Warum dieser politisch korrekte Terminus "ein 29-jähriger Franzose" wurde festgenommen?

Sein Name war weder Pierre, Jean noch Adolphe. Nein Sein Name ist Mehdi Nemmouche, bestimmt ein strammer Nazi vom Front National. Warum wird auch hier der geneigte Leser verarscht? Roß und Reiter zu nennen ist erste Jouralistenpflicht. Fakten weglassen ist feige und tendenziös!

Wilhelm der I.

 



Gerade gefunden. Eine bodenlose Frechheit von tagesschau.de. Der erste Satz:"Der in Marseille festgenommene Franzose hat sich in einem Video dazu bekannt, dass er im Jüdischen Museum in Brüssel um sich geschossen hat." Bei dem Wort "Franzose" soll dem dt. Michel gleich die  FN assoziiert werden. Dann "um sich geschossen", da soll dem dt. Michel wieder weisgemacht werden, ein Amokläufer oder geistig Gestörter. Kein Wort von vorsätzlichen Mord. Einfach nur noch zum Kotzen. tschuldigung is aber so..http://www.tagesschau.de/ausland/bruessel-juedisches-museum102.html



@3 steve

Franzose geht ja noch, es gibt ja genug andere Quellen unter den "Öffentlichen" die das korrekt gemeldet haben aber dass dieser Typ schon 2009 wegen bewaffnetem Raubüberfall verurteilt wurde ist mehr als eine Frechheit, immer müssen erst Unschuldige sterben.

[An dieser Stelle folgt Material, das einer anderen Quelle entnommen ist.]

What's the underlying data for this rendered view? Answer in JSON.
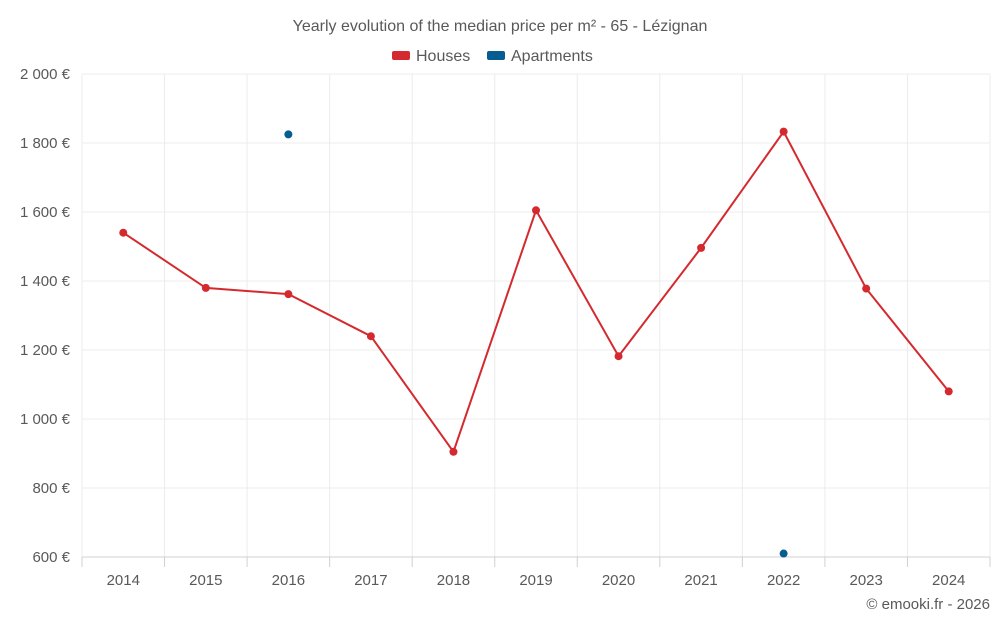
{
  "chart_data": {
    "type": "line",
    "title": "Yearly evolution of the median price per m² - 65 - Lézignan",
    "categories": [
      "2014",
      "2015",
      "2016",
      "2017",
      "2018",
      "2019",
      "2020",
      "2021",
      "2022",
      "2023",
      "2024"
    ],
    "series": [
      {
        "name": "Houses",
        "color": "#d42a2f",
        "values": [
          1540,
          1380,
          1362,
          1240,
          905,
          1605,
          1182,
          1496,
          1833,
          1378,
          1080
        ]
      },
      {
        "name": "Apartments",
        "color": "#075d92",
        "values": [
          null,
          null,
          1825,
          null,
          null,
          null,
          null,
          null,
          610,
          null,
          null
        ]
      }
    ],
    "yticks": [
      "600 €",
      "800 €",
      "1 000 €",
      "1 200 €",
      "1 400 €",
      "1 600 €",
      "1 800 €",
      "2 000 €"
    ],
    "ylim": [
      600,
      2000
    ],
    "ystep": 200,
    "xlabel": "",
    "ylabel": "",
    "grid": true,
    "legend_position": "top-center"
  },
  "credit": "© emooki.fr - 2026"
}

Und ich dachte solche Kappesköppe gibt es nur auf deutschen Gerichten, welch eine Rechtsprechung.



@4p.p.: Die franz. Gerichtsbarkeit ist da bestimmt schon ein bisschen weiter als die deutsche. Die dt. Gerichte ziehen da im Rahmen der EU-Gleichschaltung nur mit, bzw. nach. Aber ist schon eigenartig, vorbestraft wg. schw. Raubüberfall (was leider nicht mehr zu vertuschen war, alles andere wurde mit Garantie unter den Tisch gekehrt), und dann noch Dschihadtourismus nach Syrien. Warum lässt man solche Leute wieder rein? Ist das gewollt? Ich glaub schon....



@5 steve

Das kranke Hirn sieht nicht genug, im Nebel veschwindet zu viel.